Originally published by CBC News, September 12, 2016

A deadly fish disease discovered for the first time in Canada in late August has now spread to the Bow River, Canadian Food Inspection Agency officials confirmed Monday.

Whirling disease affects trout and salmon, and can cause infected fish to swim in a whirling pattern and die prematurely.

After the disease was first detected in Johnson Lake in Banff National Park, officials began testing nearby waterways to see if it had spread.

They confirmed the presence of whirling disease in the upper Bow River, downstream from the confluence of the Bow River and Cascade River within Banff National Park.

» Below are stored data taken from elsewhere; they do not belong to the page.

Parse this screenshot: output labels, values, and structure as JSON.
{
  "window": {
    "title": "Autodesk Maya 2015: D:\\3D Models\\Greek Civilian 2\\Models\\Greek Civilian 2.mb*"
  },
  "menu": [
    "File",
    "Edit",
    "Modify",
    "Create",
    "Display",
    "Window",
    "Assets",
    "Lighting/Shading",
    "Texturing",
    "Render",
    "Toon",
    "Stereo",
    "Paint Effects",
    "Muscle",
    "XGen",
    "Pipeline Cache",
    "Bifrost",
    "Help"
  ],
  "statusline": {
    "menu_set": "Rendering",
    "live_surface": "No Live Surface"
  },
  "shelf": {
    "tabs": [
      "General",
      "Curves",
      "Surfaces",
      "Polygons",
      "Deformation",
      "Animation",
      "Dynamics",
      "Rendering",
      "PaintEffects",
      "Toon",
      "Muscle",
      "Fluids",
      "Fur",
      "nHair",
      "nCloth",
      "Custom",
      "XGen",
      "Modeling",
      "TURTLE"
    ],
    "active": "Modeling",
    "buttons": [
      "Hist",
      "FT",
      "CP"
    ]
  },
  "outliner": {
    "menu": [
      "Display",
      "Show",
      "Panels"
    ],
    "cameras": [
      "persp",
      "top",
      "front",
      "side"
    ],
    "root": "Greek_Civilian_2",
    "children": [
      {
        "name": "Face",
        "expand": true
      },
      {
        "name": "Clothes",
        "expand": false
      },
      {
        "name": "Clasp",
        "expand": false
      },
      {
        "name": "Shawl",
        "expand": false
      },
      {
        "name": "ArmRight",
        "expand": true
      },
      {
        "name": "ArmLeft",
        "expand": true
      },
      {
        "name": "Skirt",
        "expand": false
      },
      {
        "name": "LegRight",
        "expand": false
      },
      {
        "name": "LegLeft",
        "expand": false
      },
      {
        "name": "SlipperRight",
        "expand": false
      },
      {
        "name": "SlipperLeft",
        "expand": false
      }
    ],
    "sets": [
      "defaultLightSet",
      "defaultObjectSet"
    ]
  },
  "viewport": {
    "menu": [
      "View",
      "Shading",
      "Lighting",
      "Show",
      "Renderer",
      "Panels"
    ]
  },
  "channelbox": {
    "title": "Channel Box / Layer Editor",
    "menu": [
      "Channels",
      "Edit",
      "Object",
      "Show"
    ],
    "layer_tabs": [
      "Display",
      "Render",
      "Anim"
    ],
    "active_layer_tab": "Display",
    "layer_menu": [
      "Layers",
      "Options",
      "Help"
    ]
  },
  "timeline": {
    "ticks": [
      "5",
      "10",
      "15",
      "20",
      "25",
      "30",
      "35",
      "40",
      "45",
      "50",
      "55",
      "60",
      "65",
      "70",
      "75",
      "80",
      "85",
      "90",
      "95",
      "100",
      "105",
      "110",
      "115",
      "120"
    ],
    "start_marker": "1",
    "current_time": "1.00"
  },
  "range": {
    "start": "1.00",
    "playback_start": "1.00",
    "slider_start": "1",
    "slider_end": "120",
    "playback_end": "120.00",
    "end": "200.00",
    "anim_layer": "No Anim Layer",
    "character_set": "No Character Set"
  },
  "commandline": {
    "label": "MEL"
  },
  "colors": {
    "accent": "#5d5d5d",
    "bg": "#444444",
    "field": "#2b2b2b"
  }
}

Sample results from the Sam Livingstone Provincial Fish Hatchery in Calgary and the Cold Lake Provincial Hatcheries tested negative.

Work is underway to collect samples from basins immediately adjacent to the Bow River, including the Oldman River and upper Red Deer River watersheds.

Results will be reported by the CFIA as they are received.

Bow River attracts fishers from all over the world

The owner of Calgary-based Out Fly Fishing Outfitters says people come from all over the world to fish for trout on the Bow.

“People come here because they want that hard-fighting, exceptional wild fish,” Josh Nugent explained.

“If whirling disease were to take hold on the river, it gives people less reason to come here.”